Court Opinion

ID: 7982372
Source: CourtListenerOpinion
Date Created: 2022-09-09 01:13:35.502705+00
Date Added: 2024-06-11T16:35:04.935464
License: Public Domain

Frank T. Gallagher, Justice
(dissenting).
It seems to me that defendant’s position on this appeal that there is no showing that the possibility of the pile up of the cases was either known to defendant or within the range of its anticipation is well taken. It is true that plaintiff’s witness, Thurber, testified that on some occasions — he did not know when or on what conveyor — he had seen cases pile up on a conveyor. That was the only testimony to that effect. The witness did not know whether any such conveyors were in any way similar to the one involved in this action, and his recollection of a similar incident was in no way related in point of time, place, or cause to the accident upon which this action is based. It does not seem to me that the testimony of this witness is competent, as I cannot see where it established any negligent habit on the part of defendant, related in any way to the accident in question. Neither does it appear to me that the testimony was competent to establish that the pile up of cases which he •claimed to have seen at various times was in fact the cause of the accident. It is well settled that the occurrence of prior incidents at various other unidentified times and locations is not evidence *153that the same thing occurred on the occasion in question. Morse v. M. & St. L. Ry. Co. 30 Minn. 465, 16 N. W. 358; Davidson v. St. P. M. & M. Ry. Co. 34 Minn. 51, 24 N. W. 324; Henderson v. Bjork Monument Co. Inc. 222 Minn. 241, 24 N. W. (2d) 42; Orth v. St. P. M. & M. Ry. Co. 47 Minn. 384, 50 N. W. 363. Bather, it appears to me that this more or less remote testimony could have been quite prejudicial as far as the jury was concerned and that in the interest of justice a new trial should be granted excluding this testimony.

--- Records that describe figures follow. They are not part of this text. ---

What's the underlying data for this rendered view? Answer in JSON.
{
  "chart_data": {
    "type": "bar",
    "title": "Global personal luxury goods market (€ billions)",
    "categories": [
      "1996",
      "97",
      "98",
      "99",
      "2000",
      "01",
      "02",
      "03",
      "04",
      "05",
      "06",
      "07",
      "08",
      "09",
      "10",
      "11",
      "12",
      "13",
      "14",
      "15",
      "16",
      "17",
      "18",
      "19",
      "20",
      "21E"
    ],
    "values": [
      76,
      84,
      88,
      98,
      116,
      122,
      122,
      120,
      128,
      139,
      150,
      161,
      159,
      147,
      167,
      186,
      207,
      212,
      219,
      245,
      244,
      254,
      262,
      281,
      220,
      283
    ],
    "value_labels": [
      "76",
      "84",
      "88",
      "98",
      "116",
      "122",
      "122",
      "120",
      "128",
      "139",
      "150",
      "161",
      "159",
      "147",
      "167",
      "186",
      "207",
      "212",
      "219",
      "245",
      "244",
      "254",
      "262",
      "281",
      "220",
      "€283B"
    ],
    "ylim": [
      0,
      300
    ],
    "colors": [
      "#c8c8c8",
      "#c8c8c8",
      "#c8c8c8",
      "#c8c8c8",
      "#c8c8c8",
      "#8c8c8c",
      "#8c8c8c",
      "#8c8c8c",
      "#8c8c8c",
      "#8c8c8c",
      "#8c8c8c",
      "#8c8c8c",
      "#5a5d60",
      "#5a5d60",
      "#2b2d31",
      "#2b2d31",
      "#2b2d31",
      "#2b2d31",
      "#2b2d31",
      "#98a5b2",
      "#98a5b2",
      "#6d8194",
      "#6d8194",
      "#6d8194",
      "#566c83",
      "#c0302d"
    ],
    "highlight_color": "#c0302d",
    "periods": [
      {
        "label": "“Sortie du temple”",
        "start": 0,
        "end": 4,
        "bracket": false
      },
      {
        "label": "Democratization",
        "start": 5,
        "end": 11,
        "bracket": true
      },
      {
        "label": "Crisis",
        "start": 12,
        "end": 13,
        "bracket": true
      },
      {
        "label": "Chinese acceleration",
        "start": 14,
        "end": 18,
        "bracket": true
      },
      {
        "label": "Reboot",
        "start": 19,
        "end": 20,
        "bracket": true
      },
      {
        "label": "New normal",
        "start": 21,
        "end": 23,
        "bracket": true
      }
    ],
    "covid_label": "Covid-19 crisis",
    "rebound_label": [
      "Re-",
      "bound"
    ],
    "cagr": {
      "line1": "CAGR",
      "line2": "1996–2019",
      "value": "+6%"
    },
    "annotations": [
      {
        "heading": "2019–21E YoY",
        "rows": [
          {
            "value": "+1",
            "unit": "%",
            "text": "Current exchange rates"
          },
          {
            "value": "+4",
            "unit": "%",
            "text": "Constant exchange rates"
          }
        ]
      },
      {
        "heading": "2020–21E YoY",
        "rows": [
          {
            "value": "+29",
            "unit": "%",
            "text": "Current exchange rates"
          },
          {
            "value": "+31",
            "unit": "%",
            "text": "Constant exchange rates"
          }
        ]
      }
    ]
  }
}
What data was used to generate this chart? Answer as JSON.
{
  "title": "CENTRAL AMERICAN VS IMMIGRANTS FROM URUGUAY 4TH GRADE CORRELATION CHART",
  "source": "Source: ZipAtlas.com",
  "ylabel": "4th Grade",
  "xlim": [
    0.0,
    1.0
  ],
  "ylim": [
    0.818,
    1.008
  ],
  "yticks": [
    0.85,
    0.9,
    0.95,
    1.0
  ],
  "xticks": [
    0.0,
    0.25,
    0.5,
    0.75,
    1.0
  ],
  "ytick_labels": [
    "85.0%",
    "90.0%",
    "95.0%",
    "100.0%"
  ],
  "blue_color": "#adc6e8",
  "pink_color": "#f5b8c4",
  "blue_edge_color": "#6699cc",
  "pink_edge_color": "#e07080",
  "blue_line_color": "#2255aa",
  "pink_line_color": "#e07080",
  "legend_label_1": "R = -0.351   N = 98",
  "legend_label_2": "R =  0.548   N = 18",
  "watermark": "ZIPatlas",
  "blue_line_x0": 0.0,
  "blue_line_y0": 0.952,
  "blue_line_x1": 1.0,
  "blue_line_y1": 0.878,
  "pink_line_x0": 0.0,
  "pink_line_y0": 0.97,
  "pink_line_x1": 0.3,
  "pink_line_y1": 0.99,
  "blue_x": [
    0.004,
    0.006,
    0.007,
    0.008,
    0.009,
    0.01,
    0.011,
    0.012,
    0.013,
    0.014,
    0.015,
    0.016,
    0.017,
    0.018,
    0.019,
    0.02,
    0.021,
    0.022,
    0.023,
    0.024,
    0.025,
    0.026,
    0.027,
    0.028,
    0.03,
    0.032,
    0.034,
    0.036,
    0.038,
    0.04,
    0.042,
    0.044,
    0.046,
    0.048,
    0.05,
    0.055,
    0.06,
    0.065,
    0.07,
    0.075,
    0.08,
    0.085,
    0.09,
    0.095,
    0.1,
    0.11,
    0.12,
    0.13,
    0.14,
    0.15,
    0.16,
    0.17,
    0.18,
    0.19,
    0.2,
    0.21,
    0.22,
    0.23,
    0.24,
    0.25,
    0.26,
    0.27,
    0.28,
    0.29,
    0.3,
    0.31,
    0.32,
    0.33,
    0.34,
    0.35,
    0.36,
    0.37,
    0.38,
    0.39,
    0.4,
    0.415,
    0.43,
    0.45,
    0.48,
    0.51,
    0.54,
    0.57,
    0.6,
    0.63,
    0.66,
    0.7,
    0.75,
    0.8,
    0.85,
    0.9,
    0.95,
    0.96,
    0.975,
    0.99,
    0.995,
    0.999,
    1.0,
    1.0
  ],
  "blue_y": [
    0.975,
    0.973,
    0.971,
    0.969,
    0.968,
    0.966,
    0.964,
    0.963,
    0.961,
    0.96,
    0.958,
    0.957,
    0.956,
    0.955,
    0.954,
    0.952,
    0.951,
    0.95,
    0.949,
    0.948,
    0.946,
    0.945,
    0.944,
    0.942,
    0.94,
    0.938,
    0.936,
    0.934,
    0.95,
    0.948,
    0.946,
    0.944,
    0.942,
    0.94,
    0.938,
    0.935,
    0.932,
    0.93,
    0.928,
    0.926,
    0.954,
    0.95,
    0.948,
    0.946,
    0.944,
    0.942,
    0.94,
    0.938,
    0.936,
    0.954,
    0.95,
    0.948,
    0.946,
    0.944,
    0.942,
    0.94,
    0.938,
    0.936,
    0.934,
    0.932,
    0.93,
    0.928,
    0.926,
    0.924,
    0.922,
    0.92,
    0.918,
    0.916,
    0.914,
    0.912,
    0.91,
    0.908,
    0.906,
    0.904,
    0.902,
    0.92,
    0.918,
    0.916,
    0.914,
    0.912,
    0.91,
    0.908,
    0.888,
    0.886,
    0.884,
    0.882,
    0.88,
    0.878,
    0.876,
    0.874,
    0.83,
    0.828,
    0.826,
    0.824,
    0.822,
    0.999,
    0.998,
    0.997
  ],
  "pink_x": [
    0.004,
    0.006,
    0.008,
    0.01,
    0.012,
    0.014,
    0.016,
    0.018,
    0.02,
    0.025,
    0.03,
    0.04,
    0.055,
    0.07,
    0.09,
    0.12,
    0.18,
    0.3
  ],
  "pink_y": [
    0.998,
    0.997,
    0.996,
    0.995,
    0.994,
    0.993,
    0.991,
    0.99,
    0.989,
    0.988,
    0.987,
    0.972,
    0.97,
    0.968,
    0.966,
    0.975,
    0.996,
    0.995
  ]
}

The rule is well settled in this state that in order to recover for a defective condition the defendant must have notice of the defect or in the exercise of reasonable care should have known of it or should have apprehended that such defect might occur and would be dangerous. Doyle v. St. P. M. & M. Ry. Co. 42 Minn. 79, 43 N. W. 787. I cannot conclude that the kind of testimony furnished by the witness Thurber was sufficient to place defendant on such notice that it should apprehend that a pile up of the cases would bring about the accident in question. As stated in Rue v. Wendland, 226 Minn. 449, 452, 33 N. W. (2d) 593, 595:
“An essential element of negligence is the actor’s knowledge, actual or imputed, of the facts out of which the alleged duty arises. Negligence involves the idea of fault, and, because that is true, an act or omission is not negligent unless the actor had knowledge or notice that it involves danger to another.”
Without Thurber’s testimony with reference to the pile up of cases on other occasions, we can find nothing in the record from which we could say that defendant was put on guard in such a manner as to be held negligent in the situation here where it is more or less speculative as to just what caused the scaffold to fall.